にのが泡だらけになるのも構わず抱きついてきた。前のような柔らかさはないけれど、張りのある固めのスライムのようなボディを背中に感じて、雅紀は思わず変な声が漏れてしまった。

「………くぅーっ」
「どした?」
「…目に泡が…」

もちろん嘘である。
腹の底の溶岩だまりがフツフツしそうで、雅紀はわざと乱暴に目をこすってみせた。

「ダメだよ、擦っちゃ。シャワーで流す?」

返事をする前に、もうにのが雅紀の膝の間に滑り込んできた。ピッタリ身体をくっつけて、下から顔を見上げてくる。
目が合い、雅紀の心臓が跳ね上がった…。

「うわあああ!!」
「………あ」

にのが言葉をつぐ前に、雅紀は速攻湯船に飛び込んだ。盛大にお湯がはね散らかし、それを浴びたにのはきょとんとしている。

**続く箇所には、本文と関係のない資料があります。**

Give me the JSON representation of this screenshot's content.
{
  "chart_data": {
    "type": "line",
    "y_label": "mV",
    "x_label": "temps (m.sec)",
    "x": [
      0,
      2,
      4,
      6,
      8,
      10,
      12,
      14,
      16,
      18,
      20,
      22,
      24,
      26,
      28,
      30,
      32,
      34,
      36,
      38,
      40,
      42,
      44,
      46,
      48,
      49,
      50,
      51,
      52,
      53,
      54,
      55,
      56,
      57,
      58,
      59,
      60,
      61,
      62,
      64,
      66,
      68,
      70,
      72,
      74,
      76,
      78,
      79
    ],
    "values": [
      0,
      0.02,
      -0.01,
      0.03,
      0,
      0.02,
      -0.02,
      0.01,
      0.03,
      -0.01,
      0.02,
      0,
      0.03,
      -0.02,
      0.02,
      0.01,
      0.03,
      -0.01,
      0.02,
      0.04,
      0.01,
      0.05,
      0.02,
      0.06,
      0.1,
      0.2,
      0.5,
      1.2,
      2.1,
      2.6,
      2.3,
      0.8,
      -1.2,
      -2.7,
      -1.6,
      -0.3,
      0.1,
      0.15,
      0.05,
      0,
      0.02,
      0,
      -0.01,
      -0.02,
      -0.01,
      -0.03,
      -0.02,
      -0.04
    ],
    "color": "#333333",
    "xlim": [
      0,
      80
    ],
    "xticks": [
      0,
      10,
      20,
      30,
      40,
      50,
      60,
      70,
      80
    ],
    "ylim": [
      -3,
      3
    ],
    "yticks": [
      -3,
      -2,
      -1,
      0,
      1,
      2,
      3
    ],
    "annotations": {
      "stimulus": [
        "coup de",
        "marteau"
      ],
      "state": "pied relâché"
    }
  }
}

しかし、その耳は赤くなっている。

ヤバいヤバいヤバい…!
「あ」って言ったよな、見た?見られた?

そこまでの変化ではなかったとは思うのだが、とにもが恥ずかしくて顔を上げられない。
しん、と浴室が静まり返った。


「俺さ、今でもおしっこしたいような気がする時、あるんだよね」

にのがポツリと言った。

「おかしいよね、もうついてないし、必要もないのにさ…」

雅紀はハッと顔を上げてにのを見た。
にのは少し困った顔で小さく笑ってみせ、「もー!おふろ泡だらけじゃん!」と文句を垂れた。

「にのっ」

雅紀は湯船越しににのを引き寄せ、抱きしめずにはいられなかった。